KESEHATAN
MENTAL (Tulisan 3)
Penyesuaian
diri kesehatan mental
Penyesuaian diri merupakan proses
yang berlangsung sepanjang hayat. Dengan demikian penyesuaian diri yang efektif
dapat diukur dari seberapa baik individu dalam menghadapi dan mengatasi kondisi
yang senantiasa berubah.
Menurut
kartono (2000), penyesuaian diri adalah usaha manusia untuk mencapai harmoni
pada diri sendiri dan lingkungannya, sehingga rasa permusuhan, kemarahan,
depresi dan emosi negative lain sebagai respon pribadi yang tidak sesuai dan
kurang efisien bisa dikikis. Penyesuaian diri juga dapat diartikan sebagai
penguasaan yaitu, memiliki kemampuan untuk membuat rencana dan mengorganisir
respon-respon sedemikian rupa sehingga dapat menanggapi segala macam konflik,
kesulitan masalah hidup dan frustasi-frustasi dengan cara efisien.
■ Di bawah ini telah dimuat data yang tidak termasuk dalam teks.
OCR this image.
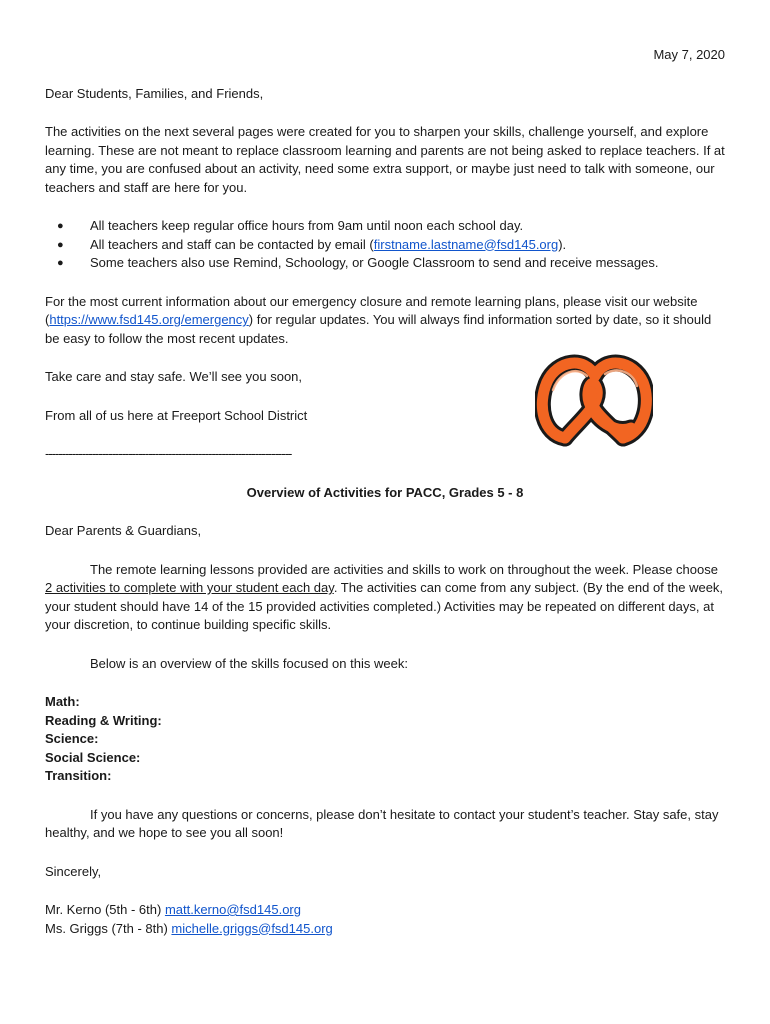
May 7, 2020

Dear Students, Families, and Friends,

The activities on the next several pages were created for you to sharpen your skills, challenge yourself, and explore learning. These are not meant to replace classroom learning and parents are not being asked to replace teachers. If at any time, you are confused about an activity, need some extra support, or maybe just need to talk with someone, our teachers and staff are here for you.

● All teachers keep regular office hours from 9am until noon each school day.
● All teachers and staff can be contacted by email (firstname.lastname@fsd145.org).
● Some teachers also use Remind, Schoology, or Google Classroom to send and receive messages.

For the most current information about our emergency closure and remote learning plans, please visit our website (https://www.fsd145.org/emergency) for regular updates. You will always find information sorted by date, so it should be easy to follow the most recent updates.

Take care and stay safe. We’ll see you soon,

From all of us here at Freeport School District

--------------------------------------------------------------------------

Overview of Activities for PACC, Grades 5 - 8

Dear Parents & Guardians,

The remote learning lessons provided are activities and skills to work on throughout the week. Please choose 2 activities to complete with your student each day. The activities can come from any subject. (By the end of the week, your student should have 14 of the 15 provided activities completed.) Activities may be repeated on different days, at your discretion, to continue building specific skills.

Below is an overview of the skills focused on this week:

Math:

Reading & Writing:

Science:

Social Science:

Transition:

If you have any questions or concerns, please don’t hesitate to contact your student’s teacher. Stay safe, stay healthy, and we hope to see you all soon!

Sincerely,

Mr. Kerno (5th - 6th) matt.kerno@fsd145.org

Ms. Griggs (7th - 8th) michelle.griggs@fsd145.org
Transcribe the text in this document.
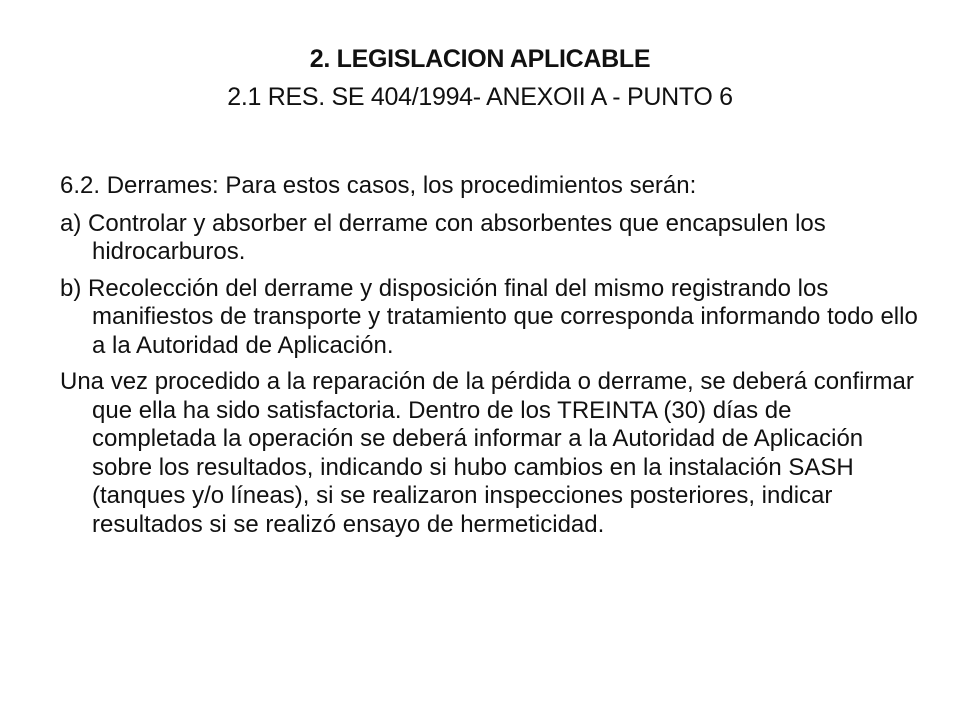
2. LEGISLACION APLICABLE
2.1 RES. SE 404/1994- ANEXOII A - PUNTO 6

6.2. Derrames: Para estos casos, los procedimientos serán:

a) Controlar y absorber el derrame con absorbentes que encapsulen los hidrocarburos.

b) Recolección del derrame y disposición final del mismo registrando los manifiestos de transporte y tratamiento que corresponda informando todo ello a la Autoridad de Aplicación.

Una vez procedido a la reparación de la pérdida o derrame, se deberá confirmar que ella ha sido satisfactoria. Dentro de los TREINTA (30) días de completada la operación se deberá informar a la Autoridad de Aplicación sobre los resultados, indicando si hubo cambios en la instalación SASH (tanques y/o líneas), si se realizaron inspecciones posteriores, indicar resultados si se realizó ensayo de hermeticidad.
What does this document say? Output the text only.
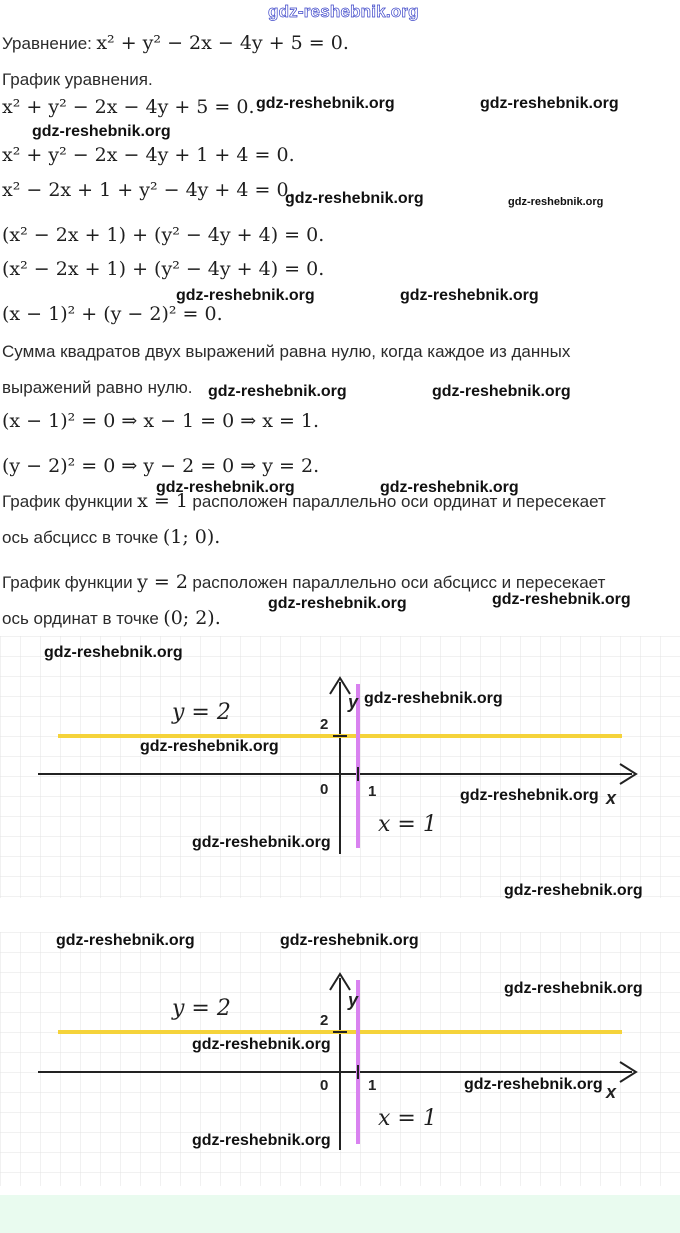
gdz-reshebnik.org
Уравнение: x² + y² − 2x − 4y + 5 = 0.
График уравнения.
x² + y² − 2x − 4y + 5 = 0. gdz-reshebnik.org	gdz-reshebnik.org
gdz-reshebnik.org
x² + y² − 2x − 4y + 1 + 4 = 0.
x² − 2x + 1 + y² − 4y + 4 = 0.
gdz-reshebnik.org	gdz-reshebnik.org
(x² − 2x + 1) + (y² − 4y + 4) = 0.
(x² − 2x + 1) + (y² − 4y + 4) = 0.
gdz-reshebnik.org	gdz-reshebnik.org
(x − 1)² + (y − 2)² = 0.
Сумма квадратов двух выражений равна нулю, когда каждое из данных
выражений равно нулю. gdz-reshebnik.org	gdz-reshebnik.org
(x − 1)² = 0 ⇒ x − 1 = 0 ⇒ x = 1.
(y − 2)² = 0 ⇒ y − 2 = 0 ⇒ y = 2.
gdz-reshebnik.org	gdz-reshebnik.org
График функции x = 1 расположен параллельно оси ординат и пересекает
ось абсцисс в точке (1; 0).
График функции y = 2 расположен параллельно оси абсцисс и пересекает
ось ординат в точке (0; 2).
gdz-reshebnik.org	gdz-reshebnik.org
y
x
0	1
2
y = 2
x = 1
gdz-reshebnik.org
gdz-reshebnik.org
gdz-reshebnik.org
gdz-reshebnik.org
gdz-reshebnik.org
gdz-reshebnik.org
y
x
0	1
2
y = 2
x = 1
gdz-reshebnik.org	gdz-reshebnik.org
gdz-reshebnik.org
gdz-reshebnik.org
gdz-reshebnik.org
gdz-reshebnik.org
Haber dan Runyon (1984), mengusulkan
beberapa karakteristik penyesuaian diri yang efektif:
- Persepsi yang tepat terhadap
realita: mampu mengenali konsekuensi dari tindakan dan mengarahkan
perilaku yang sesuai, mampu menyusun dan memodifikasi tujuan yang
realistic dan berusahan untuk mencapai tujuan tersebut.
- Mampu menghadapi dan mengatasi
stress dan kecemasan.
- Memiliki gambaran diri (self
image) yang positif: menyadari kekuatan dan kelemahan yang dimiliki,
mengharagai kekuatan yang dimiliki dan menerima kelemahan dengan cara yang
positif.
- Mampu mengekspresikan perasaan
secara terkendali. Orang yang sehat secara emosional mampu merasakan dan
mengekspresikan nuansa emosi dan perasaan sehingga memungkinkan untuk membangun
dan memilihara hubungan interpersonal yang penuh makna.
- Memiliki hubungan interpersonal
yang baik: mampu membina keakraban dalam hubungan sosialnya, nyaman
berinteraksi dengan lingkungan menghargai dan dihargai orang lain.
Konflik dan frustrasi yang bersumber
dari faktor internal dan eksternal menjadi sumber stress (Coleman, 1950). Shoben (dalam Korchin, 1976)
menyebutkan istilah penyesuaian integrative (integrative adjustment),
yang ditanda oleh pengendalian diri, tanggungjawab pribadi dan sosial, minat
sosial yang demokratik, dan ide-ide ideal.
Pertumbuhan
personal
Gender
tentunya dapat membuat stereotip tersendiri bagi pria dan perempuan. Stereotip
inilah yang akan menjadi identitas dari individu itu dalam berhubungan dengan
sesamanya. Sosialisasi peran gender oleh orang tua sejak masa kanak-kanak akan
membuat seseorang mengkategorisasikan dirinya sebagai perempuan atau pria
dengan hal-hal yang dianggap sesuai dengan peran gendernya. Dengan demikian ada
pembatasan dalam hal peran yang dinilai cocok untuk pria dan perempuan.
Stereotip perempuan berbeda dengan stereotip pria. Stereotip pria anatara lain
: memiliki kemampuan memimpin, kompetitif, aktif, dominan, maskulin, analitis
dan independen. Stereotip perempuan mengutamakan perasaan, hangat, mencintai
anak-anak, malu, pengertin, lembut, loyal dan simpatik. Stereotip jenis kelamin
ini member nilai tinggi pada pria untuk sifat-sifat yang berhubungan dengan
kecakapan seperti kepemimpinan, obyektifitas dan kemandirian sedangkan
perempuan untuk sifat-sifat yang berhubungan dengan kehangatan dan kelembutan.
Daftar
pustaka :
-
Skripsi salah satu
mahasiswa UI tahun 2004 ; Memperkenalkan Psikoanalisa
Sears, D. O., Freedman, J. L. &
Peplau, L. A. 1994. Psikologi Sosial.
Erlangga : Jakarta.
Kartono, K. 2000. Hygine Mental. Mandar Maju: Bandung.